Sektor industri strategis nasional mendapat angin segar melalui kolaborasi investasi berskala besar antara dua lembaga pengelola dana negara. Danantara Indonesia dan Indonesia Investment Authority (INA) resmi menyepakati dukungan finansial untuk proyek milik PT Chandra Asri Pacific Tbk (TPIA). Langkah strategis ini diambil guna memperkuat struktur industri kimia dasar di tanah air.

Kedua lembaga tersebut telah menandatangani *conditional share subscription agreement* (CSSA) terkait proyek pembangunan pabrik *chlor alkali-ethylene dichloride*. Nilai komitmen modal yang dikucurkan mencapai angka fantastis yakni sebesar US$200 juta. Jika dikonversi dengan kurs Rp16.868, total suntikan dana tersebut setara dengan kurang lebih Rp3,73 triliun.

Perjanjian ini menandai dimulainya fase krusial dalam pendanaan modal untuk mendukung proyek garapan emiten berkode saham TPIA tersebut. Fokus utama dari kerja sama ini adalah meningkatkan kapasitas produksi *caustic soda* dan *ethylene dichloride* di pasar domestik secara signifikan. Selama ini, kebutuhan akan komoditas bahan kimia tersebut masih sangat bergantung pada pasokan dari luar negeri.

Chief Investment Officer Danantara Indonesia, Pandu Sjahrir, menegaskan bahwa lembaganya memiliki komitmen penuh dalam mendukung pertumbuhan industri strategis di dalam negeri. Ia menyatakan bahwa kolaborasi ini merupakan respons nyata terhadap tantangan ketergantungan impor yang selama ini membebani neraca perdagangan. Pandu menyampaikan hal tersebut melalui keterangan resmi pada Selasa (3/3/2026).

Kehadiran investasi jumbo ini diharapkan mampu menjadi katalisator bagi percepatan program hilirisasi industri yang dicanangkan pemerintah. “Kolaborasi ini tidak hanya sebagai respons terhadap tantangan ketergantungan impor, tetapi juga sebagai langkah nyata untuk mempercepat hilirisasi, kunci penggerak ekonomi Indonesia,” kata Pandu. Hal ini diprediksi akan memperkuat daya saing industri manufaktur nasional di masa depan.

Penandatanganan kesepakatan ini menjadi bukti nyata sinergi antara Danantara dan INA dalam mengelola investasi strategis jangka panjang. Proyek *chlor alkali-ethylene dichloride* sendiri merupakan salah satu aset vital bagi ketahanan industri kimia nasional secara menyeluruh. Dengan adanya kepastian modal, pembangunan fasilitas produksi ini diharapkan dapat segera berjalan sesuai dengan target yang ditentukan.

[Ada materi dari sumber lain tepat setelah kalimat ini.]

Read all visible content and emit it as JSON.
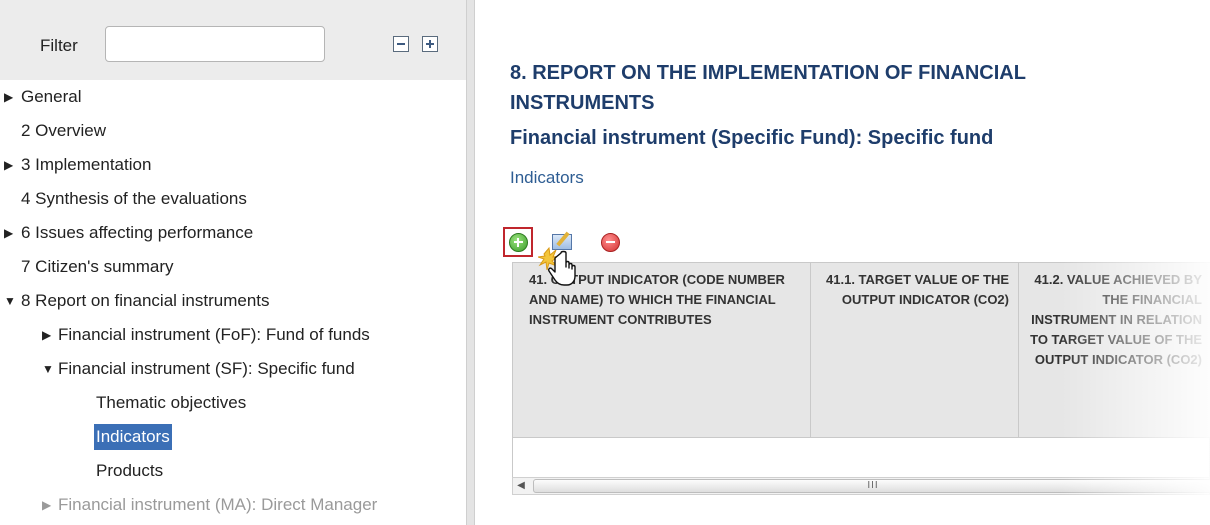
{
  "filter": {
    "label": "Filter",
    "value": "",
    "collapse_all_icon": "minus-box-icon",
    "expand_all_icon": "plus-box-icon"
  },
  "tree": {
    "items": [
      {
        "label": "General",
        "expanded": false
      },
      {
        "label": "2 Overview"
      },
      {
        "label": "3 Implementation",
        "expanded": false
      },
      {
        "label": "4 Synthesis of the evaluations"
      },
      {
        "label": "6 Issues affecting performance",
        "expanded": false
      },
      {
        "label": "7 Citizen's summary"
      },
      {
        "label": "8 Report on financial instruments",
        "expanded": true
      },
      {
        "label": "Financial instrument (FoF): Fund of funds",
        "expanded": false
      },
      {
        "label": "Financial instrument (SF): Specific fund",
        "expanded": true
      },
      {
        "label": "Thematic objectives"
      },
      {
        "label": "Indicators",
        "selected": true
      },
      {
        "label": "Products"
      },
      {
        "label": "Financial instrument (MA): Direct Manager",
        "expanded": false
      }
    ],
    "arrow_collapsed": "▶",
    "arrow_expanded": "▼"
  },
  "main": {
    "section_title": "8. REPORT ON THE IMPLEMENTATION OF FINANCIAL INSTRUMENTS",
    "instrument_title": "Financial instrument (Specific Fund): Specific fund",
    "subsection": "Indicators",
    "toolbar": {
      "add_icon": "add-circle-icon",
      "edit_icon": "edit-icon",
      "remove_icon": "remove-circle-icon"
    },
    "table": {
      "columns": [
        "41. OUTPUT INDICATOR (CODE NUMBER AND NAME) TO WHICH THE FINANCIAL INSTRUMENT CONTRIBUTES",
        "41.1. TARGET VALUE OF THE OUTPUT INDICATOR (CO2)",
        "41.2. VALUE ACHIEVED BY THE FINANCIAL INSTRUMENT IN RELATION TO TARGET VALUE OF THE OUTPUT INDICATOR (CO2)"
      ],
      "rows": []
    },
    "scrollbar": {
      "left_arrow": "◀",
      "grip": "III"
    }
  },
  "colors": {
    "title": "#1e3d6b",
    "link": "#2e5d93",
    "selected_bg": "#3b6fb6",
    "highlight_border": "#c0262d"
  }
}
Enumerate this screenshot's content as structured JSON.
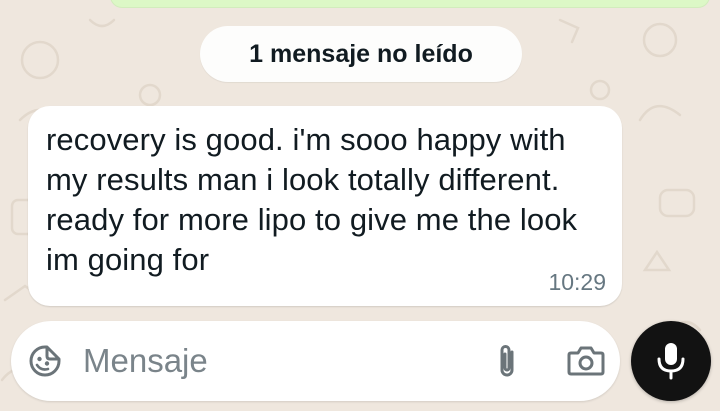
{
  "chat": {
    "unread_banner": "1 mensaje no leído",
    "messages": [
      {
        "text": "recovery is good. i'm sooo happy with my results man i look totally different. ready for more lipo to give me the look im going for",
        "time": "10:29",
        "direction": "incoming"
      }
    ]
  },
  "composer": {
    "placeholder": "Mensaje",
    "value": "",
    "icons": {
      "emoji": "emoji-sticker-icon",
      "attach": "paperclip-icon",
      "camera": "camera-icon",
      "mic": "microphone-icon"
    }
  },
  "colors": {
    "wallpaper": "#efe7de",
    "bubble_incoming": "#ffffff",
    "bubble_outgoing": "#dcf8c6",
    "mic_button": "#121212",
    "icon_gray": "#6b7479",
    "timestamp": "#667781"
  }
}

Melalui suntikan dana triliunan rupiah ini, Chandra Asri diharapkan mampu memenuhi kebutuhan bahan baku industri yang terus meningkat setiap tahunnya. Sinergi antara pemerintah melalui lembaga pengelola dana dan sektor swasta menjadi kunci utama dalam menciptakan kemandirian ekonomi. Keberhasilan proyek ini nantinya akan menjadi tonggak penting bagi transformasi industri kimia berkelanjutan di Indonesia.